The consensus is that there was steady, but slow growth. A few outliers doesn't change that.
You'll note that I specifically said "before agriculture," i.e. before the -10k B.C. point in your list. Following the development of agriculture there was of course substantial population growth over time, but before that not so much. I repeatedly noted that I was specifically claiming that
pre-agricultural populations were relatively constant (once all of the continents had been colonized) and merely that while there was population growth after the invention of agriculture it was slow and not necessarily very steady, with periods where growth stalled.
For the sake of argument, let's use the HYDE project, who estimates world population at
- 10.000 in -70bc
- 2m in -10k bc
- 18m in -5kbc
- 188m in year 1 ad
- 295m in year 1000
- 6145m in 2000
Just because you have exponential growth from 1000 to 2000 ad, doesn't mean that there wasn't substantial growth before that.
In fact I
don't accept using the HYDE project "for the sake of argument". The very fact that you have to pick a specific estimate, when there are many estimates out there with sometimes substantially varying values (for example, populations as high as 300 million for 1 A.D.) shows that this is not reliable evidence that the population has inevitably grown by a substantial amount every century and millennium since humanity evolved. It certainly does not prove that there are no periods when there was global regression in population, as you claimed.
Also, the very long timescales involved show that even taking those estimates at face value there was
not substantial growth over long periods. In fact, growth was quite slow! Like I show below, substantially below 1% per year, or even 0.1%.
Which, if you believe your own argument, would mean that you can't claim that there wasn't growth
That misunderstands statistics rather thoroughly. The null hypothesis is (normally, and certainly in this specific case) that nothing happened, and the job of the evidence is to prove that it
did happen. If the error bars overlap, particularly if they substantially overlap, then there is no way to reject the null hypothesis and therefore no reason to believe, on a statistical level, that anything happened. In other words, what they prove is that there is no evidence of growth occurring. They are
not evidence that there
was growth occurring.
In any case, I am not denying that there was growth on very long timescales, just that there were substantial periods where it is
not clear that there was any substantial growth between one tick and another--again, the 1 A.D. and 1000 A.D. examples are particularly instructive here, because the large error bars make it plausible that there was actually a
higher population in 1 A.D. than in 1000 A.D.

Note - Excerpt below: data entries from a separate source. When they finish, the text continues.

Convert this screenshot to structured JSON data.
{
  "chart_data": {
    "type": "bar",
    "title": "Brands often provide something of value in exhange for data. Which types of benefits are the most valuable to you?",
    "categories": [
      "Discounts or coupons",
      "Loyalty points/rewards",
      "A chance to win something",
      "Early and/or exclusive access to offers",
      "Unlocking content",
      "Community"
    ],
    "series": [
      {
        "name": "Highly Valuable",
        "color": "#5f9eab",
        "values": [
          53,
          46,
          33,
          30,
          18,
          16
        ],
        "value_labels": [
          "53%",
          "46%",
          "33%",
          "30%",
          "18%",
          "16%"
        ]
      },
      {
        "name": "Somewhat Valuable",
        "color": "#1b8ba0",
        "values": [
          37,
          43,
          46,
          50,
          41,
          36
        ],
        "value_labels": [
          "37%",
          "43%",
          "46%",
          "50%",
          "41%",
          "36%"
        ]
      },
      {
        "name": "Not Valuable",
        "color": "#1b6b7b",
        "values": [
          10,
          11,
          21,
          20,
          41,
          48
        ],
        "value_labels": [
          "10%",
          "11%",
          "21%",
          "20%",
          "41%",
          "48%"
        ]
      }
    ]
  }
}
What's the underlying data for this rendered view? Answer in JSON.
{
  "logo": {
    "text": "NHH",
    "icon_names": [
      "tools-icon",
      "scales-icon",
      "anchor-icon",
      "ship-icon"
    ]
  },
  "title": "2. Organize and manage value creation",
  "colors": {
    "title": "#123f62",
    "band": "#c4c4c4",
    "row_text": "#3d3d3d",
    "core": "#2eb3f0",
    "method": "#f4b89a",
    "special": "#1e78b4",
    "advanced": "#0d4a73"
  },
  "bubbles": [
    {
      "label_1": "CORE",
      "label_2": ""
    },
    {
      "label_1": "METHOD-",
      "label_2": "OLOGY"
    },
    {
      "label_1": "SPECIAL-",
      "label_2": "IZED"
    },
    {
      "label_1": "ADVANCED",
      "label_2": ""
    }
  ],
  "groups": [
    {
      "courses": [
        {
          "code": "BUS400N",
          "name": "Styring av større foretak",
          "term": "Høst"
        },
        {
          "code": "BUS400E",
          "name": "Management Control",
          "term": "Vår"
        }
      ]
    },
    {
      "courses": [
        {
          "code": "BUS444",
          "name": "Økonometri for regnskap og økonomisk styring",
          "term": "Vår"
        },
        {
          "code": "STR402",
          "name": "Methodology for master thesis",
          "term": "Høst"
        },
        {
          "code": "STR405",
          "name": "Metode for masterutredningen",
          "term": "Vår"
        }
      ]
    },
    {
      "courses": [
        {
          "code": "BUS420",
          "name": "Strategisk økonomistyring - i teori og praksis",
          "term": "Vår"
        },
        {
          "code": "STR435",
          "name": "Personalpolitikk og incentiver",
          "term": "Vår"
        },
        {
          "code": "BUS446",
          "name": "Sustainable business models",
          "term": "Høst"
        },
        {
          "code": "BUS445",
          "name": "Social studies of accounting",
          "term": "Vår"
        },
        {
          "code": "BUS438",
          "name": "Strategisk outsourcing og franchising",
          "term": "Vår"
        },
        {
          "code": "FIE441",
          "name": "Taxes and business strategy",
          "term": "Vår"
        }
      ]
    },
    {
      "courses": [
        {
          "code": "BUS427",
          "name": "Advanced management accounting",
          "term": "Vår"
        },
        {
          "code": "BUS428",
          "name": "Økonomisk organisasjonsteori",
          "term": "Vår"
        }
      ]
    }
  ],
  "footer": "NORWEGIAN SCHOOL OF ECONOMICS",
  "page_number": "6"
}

From 2m to 295m is hardly "sluggish".
It is if it takes
eleven thousand years for that growth to take place. That's a growth rate of just 0.045%. That's sluggish by any reasonable standard--over the course of a century, the global population would only increase 4.6%. To put it another way, if at the beginning of one century there were one hundred million people on Earth, at the end of it there would be about one hundred and five million. Barely noticeable, spread out over the whole planet. Putting it differently, if that growth rate had continued, we would be looking at reaching our current
actual population in about six thousand years. Slow!
Which is the point - why should we believe that we can predict what technologies will exist 1300 years from now?
Most unlikely, it will be stuff that we can't even imagine.
Well, we do have a rather better understanding of the nature of the universe than they did in 500 A.D.; there is a far greater chance that the things which we say can't exist actually cannot, physically, exist (just like the example I used of the perpetual motion machine of the second kind). But as I said the actual point is that saying "oh, there might be magical technology that would enable trillions of people to live in North America" is not particularly helpful for estimating the number that could actually live there
now, when such magical technology doesn't exist.
The population merely fluctuated regionally (and in the case of North America, locally) between 1 and 1000 AD. You can find huge distinctions, like for instance compare Germany in 1 AD to Germany in 1000 AD.
We are specifically discussing changes in global population, not regional or local populations. If the global population remains constant and is merely redistributed from one place to another, that still means there was no global population growth.